World Psychiatry ; 6(3): 168-76, 2007 Oct.
Article in English | MEDLINE | ID: mdl-18188442

ABSTRACT

Data are presented on the lifetime prevalence, projected lifetime risk, and age-of-onset distributions of mental disorders in the World Health Organization (WHO)'s World Mental Health (WMH) Surveys. Face-to-face community surveys were conducted in seventeen countries in Africa, Asia, the Americas, Europe, and the Middle East.
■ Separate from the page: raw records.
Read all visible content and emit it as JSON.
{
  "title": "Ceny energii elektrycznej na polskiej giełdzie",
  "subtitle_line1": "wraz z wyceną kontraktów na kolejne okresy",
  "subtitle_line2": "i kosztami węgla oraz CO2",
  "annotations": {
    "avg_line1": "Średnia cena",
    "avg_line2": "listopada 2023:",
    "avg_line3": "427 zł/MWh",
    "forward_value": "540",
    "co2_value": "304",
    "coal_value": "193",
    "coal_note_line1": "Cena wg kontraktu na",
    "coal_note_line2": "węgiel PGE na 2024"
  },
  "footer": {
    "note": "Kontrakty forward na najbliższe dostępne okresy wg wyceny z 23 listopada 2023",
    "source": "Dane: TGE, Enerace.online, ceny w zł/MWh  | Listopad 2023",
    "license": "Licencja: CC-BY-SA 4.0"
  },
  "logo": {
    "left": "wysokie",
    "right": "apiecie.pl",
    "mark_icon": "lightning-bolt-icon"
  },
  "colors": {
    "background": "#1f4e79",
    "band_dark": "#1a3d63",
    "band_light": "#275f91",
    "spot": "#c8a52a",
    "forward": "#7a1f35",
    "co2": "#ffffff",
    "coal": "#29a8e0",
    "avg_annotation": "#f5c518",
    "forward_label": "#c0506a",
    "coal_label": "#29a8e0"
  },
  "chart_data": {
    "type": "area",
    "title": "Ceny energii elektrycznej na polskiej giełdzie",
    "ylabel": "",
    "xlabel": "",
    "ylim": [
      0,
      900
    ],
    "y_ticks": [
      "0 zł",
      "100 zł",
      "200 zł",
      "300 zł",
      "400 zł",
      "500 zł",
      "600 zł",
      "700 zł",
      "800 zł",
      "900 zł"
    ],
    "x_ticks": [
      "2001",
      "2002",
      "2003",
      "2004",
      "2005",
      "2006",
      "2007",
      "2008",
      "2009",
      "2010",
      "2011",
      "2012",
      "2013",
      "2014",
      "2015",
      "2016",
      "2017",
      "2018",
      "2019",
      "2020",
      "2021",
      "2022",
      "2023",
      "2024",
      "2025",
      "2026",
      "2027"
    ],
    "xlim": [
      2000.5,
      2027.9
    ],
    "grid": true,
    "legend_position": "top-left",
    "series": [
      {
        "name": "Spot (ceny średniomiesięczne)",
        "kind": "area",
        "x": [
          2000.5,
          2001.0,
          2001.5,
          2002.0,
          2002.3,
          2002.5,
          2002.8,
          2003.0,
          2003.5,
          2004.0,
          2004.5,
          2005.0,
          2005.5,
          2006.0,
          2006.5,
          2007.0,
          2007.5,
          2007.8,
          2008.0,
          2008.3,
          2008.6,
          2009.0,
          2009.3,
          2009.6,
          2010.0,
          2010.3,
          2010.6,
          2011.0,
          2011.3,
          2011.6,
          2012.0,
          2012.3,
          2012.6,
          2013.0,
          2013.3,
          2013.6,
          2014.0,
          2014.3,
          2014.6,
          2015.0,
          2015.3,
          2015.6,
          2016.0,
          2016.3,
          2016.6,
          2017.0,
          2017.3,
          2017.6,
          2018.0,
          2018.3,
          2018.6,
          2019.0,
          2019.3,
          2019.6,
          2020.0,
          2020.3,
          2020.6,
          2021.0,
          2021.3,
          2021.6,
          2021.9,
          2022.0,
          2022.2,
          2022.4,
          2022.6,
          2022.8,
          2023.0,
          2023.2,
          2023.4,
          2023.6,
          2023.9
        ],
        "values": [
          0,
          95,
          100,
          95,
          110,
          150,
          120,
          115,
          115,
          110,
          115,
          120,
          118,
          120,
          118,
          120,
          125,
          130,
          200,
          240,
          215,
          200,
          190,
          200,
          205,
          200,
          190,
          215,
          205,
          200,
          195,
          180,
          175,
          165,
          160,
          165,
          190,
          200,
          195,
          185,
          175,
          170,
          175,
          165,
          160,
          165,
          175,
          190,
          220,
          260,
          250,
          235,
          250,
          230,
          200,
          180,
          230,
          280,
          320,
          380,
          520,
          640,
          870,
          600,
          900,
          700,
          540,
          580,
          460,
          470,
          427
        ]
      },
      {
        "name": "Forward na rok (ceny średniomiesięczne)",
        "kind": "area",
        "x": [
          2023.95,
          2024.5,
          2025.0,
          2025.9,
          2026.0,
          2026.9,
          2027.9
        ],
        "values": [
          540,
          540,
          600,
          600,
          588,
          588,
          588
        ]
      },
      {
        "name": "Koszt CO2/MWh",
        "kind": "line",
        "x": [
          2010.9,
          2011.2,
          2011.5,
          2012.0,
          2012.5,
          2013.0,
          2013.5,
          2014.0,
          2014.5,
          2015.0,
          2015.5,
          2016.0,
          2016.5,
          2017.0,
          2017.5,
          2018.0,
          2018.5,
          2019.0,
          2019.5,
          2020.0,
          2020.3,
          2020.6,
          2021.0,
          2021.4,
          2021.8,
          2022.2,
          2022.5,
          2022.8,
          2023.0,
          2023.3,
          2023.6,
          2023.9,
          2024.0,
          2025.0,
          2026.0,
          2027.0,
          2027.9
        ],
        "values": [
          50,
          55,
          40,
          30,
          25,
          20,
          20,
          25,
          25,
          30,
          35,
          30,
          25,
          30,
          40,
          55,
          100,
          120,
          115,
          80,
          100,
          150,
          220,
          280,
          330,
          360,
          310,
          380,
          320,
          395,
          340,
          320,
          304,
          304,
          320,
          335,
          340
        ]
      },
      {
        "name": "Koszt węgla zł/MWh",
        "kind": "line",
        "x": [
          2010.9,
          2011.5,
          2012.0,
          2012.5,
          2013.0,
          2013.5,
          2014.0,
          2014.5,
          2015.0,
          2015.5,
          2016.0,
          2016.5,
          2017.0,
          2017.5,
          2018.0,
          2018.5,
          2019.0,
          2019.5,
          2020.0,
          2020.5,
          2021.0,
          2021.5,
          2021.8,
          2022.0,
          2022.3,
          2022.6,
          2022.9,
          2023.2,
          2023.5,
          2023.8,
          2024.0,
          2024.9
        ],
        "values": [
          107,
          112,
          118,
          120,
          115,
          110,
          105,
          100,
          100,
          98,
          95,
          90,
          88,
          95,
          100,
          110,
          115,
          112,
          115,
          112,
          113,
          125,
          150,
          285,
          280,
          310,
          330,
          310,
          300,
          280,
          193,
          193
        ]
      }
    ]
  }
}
The combined numbers of respondents were 85,052. Lifetime prevalence, projected lifetime risk, and age of onset of DSM-IV disorders were assessed with the WHO Composite International Diagnostic Interview (CIDI), a fully-structured lay administered diagnostic interview. Survival analysis was used to estimate lifetime risk. Median and inter-quartile range (IQR) of age of onset is very early for some anxiety disorders (7-14, IQR: 8-11) and impulse control disorders (7-15, IQR: 11-12). The age-of-onset distribution is later for mood disorders (29-43, IQR: 35-40), other anxiety disorders (24-50, IQR: 31-41), and substance use disorders (18-29, IQR: 21-26). Median and IQR lifetime prevalence estimates are: anxiety disorders 4.8-31.0% (IQR: 9.9-16.7%), mood disorders 3.3-21.4% (IQR: 9.8-15.8%), impulse control disorders 0.3-25.0% (IQR: 3.1-5.7%), substance use disorders 1.3-15.0% (IQR: 4.8-9.6%), and any disorder 12.0-47.4% (IQR: 18.1-36.1%). Projected lifetime risk is proportionally between 17% and 69% higher than estimated lifetime prevalence (IQR: 28-44%), with the highest ratios in countries exposed to sectarian violence (Israel, Nigeria, and South Africa), and a general tendency for projected risk to be highest in recent cohorts in all countries. These results document clearly that mental disorders are commonly occurring. As many mental disorders begin in childhood or adolescents, interventions aimed at early detection and treatment might help reduce the persistence or severity of primary disorders and prevent the subsequent onset of secondary disorders.